Summering with the Bentons in 1934, 1936, and 1938, Pollock set up shop in a chicken coop dubbed “Jack’s Shack.” Pollock idolized Benton’s wife Rita, and when he stayed with the Bentons on the Vineyard, he often babysat for the Benton’s son T.P. Beginning his day at 4 am, Pollock did chores for an hour or two, including house-painting, woodcutting, and gardening. After picnicking on the beach, swimming nude and sunbathing, he would dig clams, pick blueberries, take walks, decorate ceramics, and paint. Eight-year-old T.P. taught him how to sail.

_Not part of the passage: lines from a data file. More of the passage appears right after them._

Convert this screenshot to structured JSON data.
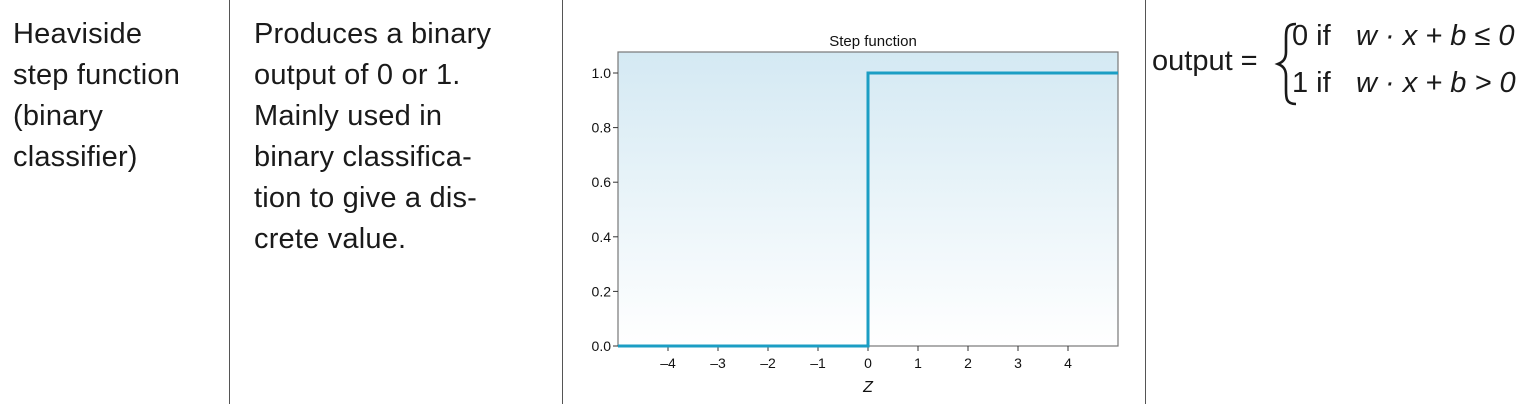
{
  "row": {
    "name": "Heaviside\nstep function\n(binary\nclassifier)",
    "description": "Produces a binary\noutput of 0 or 1.\nMainly used in\nbinary classifica-\ntion to give a dis-\ncrete value.",
    "formula": {
      "lhs": "output =",
      "case0_value": "0 if",
      "case0_condition": "w · x + b ≤ 0",
      "case1_value": "1 if",
      "case1_condition": "w · x + b > 0"
    }
  },
  "chart_data": {
    "type": "line",
    "title": "Step function",
    "xlabel": "Z",
    "ylabel": "",
    "xlim": [
      -5,
      5
    ],
    "ylim": [
      0,
      1.05
    ],
    "x_ticks": [
      "–4",
      "–3",
      "–2",
      "–1",
      "0",
      "1",
      "2",
      "3",
      "4"
    ],
    "x_tick_values": [
      -4,
      -3,
      -2,
      -1,
      0,
      1,
      2,
      3,
      4
    ],
    "y_ticks": [
      "0.0",
      "0.2",
      "0.4",
      "0.6",
      "0.8",
      "1.0"
    ],
    "y_tick_values": [
      0,
      0.2,
      0.4,
      0.6,
      0.8,
      1.0
    ],
    "series": [
      {
        "x": [
          -5,
          0,
          0,
          5
        ],
        "y": [
          0,
          0,
          1,
          1
        ]
      }
    ],
    "colors": {
      "line": "#1b9ec4",
      "background_top": "#d4e9f3",
      "background_bottom": "#ffffff"
    },
    "grid": false
  }
}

Benton first recognized his student’s drinking problem on the Vineyard when Pollock arrived on the ferry, bought a bottle of gin for his mentor, but drank it instead. Drunk, Pollock fell off his bicycle en route to the Benton’s and was jailed overnight.
Pollock worked with Rita Benton on ceramics, and Professor Adams suggests his dripping and spattering glaze on ceramics represents the first use of a technique that he became famous for in his paintings. He also speculates that Pollock picked the Long Island farmhouse where he lived with artist Lee Krasner until his death because of his experiences on the Vineyard.
Although many art historians have pegged Benton as a conservative, even reactionary, artist whom Pollock broke with once the Bentons left New York, the author shows how Pollock continued to call Benton and rely on his support, reminiscing about the early days on the Vineyard. Publicly, Pollock claimed Benton served as someone to react against, but Adams compiles evidence suggesting otherwise. En route to the Vineyard from Kansas City, Benton stopped to visit his former student.
Professor Adams illustrates how Pollock returned to the methods he learned from Benton, once he began making drip paintings. Benton and Pollock had a special bond, and the author argues that the most original and significant aspects of Pollock’s work came from Benton.
When Pollock died in a 1956 car accident, painters Willem de Kooning and Herman Cherry brought the news to Benton on the Vineyard.
“You know, Jack never made a painting that wasn’t beautiful,” he told them. It was the only time Benton talked to de Kooning.
Brooks Robards, a frequent contributor to The Times, divides her time between Oak Bluffs and Northampton.